After identifying the principal components, we can use PCA to carry out

dimensionality reduction by dropping

one, or more components that have the smallest maximum variance.

In our two dimensional dataset this means retaining only component one.

This is the reduction that gives the minimum error in

the case that we decide to reconstruct the original dataset.

In other words, PCA allowed us to reduce

the number of dimensions in our original dataset from

two, to one and get

a transformed dataset that retains as much useful information as possible.

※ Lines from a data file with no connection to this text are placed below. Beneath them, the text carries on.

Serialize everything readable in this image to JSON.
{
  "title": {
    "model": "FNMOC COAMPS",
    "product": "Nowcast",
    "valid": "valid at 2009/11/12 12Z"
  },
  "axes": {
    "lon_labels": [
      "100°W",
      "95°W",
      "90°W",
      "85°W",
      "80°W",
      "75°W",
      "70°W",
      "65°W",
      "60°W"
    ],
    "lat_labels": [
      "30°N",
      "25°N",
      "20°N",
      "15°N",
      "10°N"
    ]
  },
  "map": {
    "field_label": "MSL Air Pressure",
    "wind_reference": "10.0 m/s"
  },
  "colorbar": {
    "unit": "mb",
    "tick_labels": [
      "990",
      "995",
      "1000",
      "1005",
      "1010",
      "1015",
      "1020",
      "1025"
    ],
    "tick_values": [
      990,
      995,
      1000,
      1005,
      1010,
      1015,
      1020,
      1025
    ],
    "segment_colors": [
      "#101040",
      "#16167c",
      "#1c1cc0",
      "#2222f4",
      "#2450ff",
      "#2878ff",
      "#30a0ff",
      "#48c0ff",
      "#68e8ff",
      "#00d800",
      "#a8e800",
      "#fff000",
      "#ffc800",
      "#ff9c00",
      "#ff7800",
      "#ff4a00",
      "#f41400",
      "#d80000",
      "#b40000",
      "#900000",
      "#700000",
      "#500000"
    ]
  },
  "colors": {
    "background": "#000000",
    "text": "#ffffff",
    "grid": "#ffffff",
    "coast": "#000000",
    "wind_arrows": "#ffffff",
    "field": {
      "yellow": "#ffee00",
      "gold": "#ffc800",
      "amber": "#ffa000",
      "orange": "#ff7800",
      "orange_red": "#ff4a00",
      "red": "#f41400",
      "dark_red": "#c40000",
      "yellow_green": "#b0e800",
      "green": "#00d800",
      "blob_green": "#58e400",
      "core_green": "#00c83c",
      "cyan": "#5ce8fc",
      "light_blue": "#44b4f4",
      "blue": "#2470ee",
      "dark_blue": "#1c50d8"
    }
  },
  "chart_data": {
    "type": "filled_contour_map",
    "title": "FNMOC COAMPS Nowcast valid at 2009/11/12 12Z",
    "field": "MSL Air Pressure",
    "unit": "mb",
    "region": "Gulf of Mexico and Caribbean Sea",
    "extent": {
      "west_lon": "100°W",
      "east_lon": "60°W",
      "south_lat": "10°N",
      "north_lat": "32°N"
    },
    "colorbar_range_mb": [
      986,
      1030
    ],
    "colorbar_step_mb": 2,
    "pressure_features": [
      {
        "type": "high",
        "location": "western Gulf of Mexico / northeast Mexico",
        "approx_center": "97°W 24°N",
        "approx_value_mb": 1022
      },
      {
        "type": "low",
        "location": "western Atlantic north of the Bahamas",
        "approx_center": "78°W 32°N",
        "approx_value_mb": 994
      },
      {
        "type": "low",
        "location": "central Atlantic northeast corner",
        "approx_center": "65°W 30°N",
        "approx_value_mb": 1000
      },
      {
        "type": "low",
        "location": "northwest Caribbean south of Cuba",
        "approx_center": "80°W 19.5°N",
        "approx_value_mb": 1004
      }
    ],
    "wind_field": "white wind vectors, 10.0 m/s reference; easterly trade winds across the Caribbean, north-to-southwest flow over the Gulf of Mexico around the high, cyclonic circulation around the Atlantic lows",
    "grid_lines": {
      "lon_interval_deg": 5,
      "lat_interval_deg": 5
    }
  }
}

PCA is commonly used to speed up supervised learning.

So, if we have a training set with a large number of features we can use

PCA to reduce the number of features in each example of the training set.

PCA has been widely used in the medical field.

For instance, to compress medical imaging data.

As we have discussed in this video,

unsupervised learning allows us to extract knowledge from unlabeled data.

A big challenge here, is evaluating whether the algorithm learned something useful, or not.

So, performance here is often subjective and domain specific,

therefore, unsupervised learning is often carried out in

an explorative setting or as a preprocessing step for supervised learning.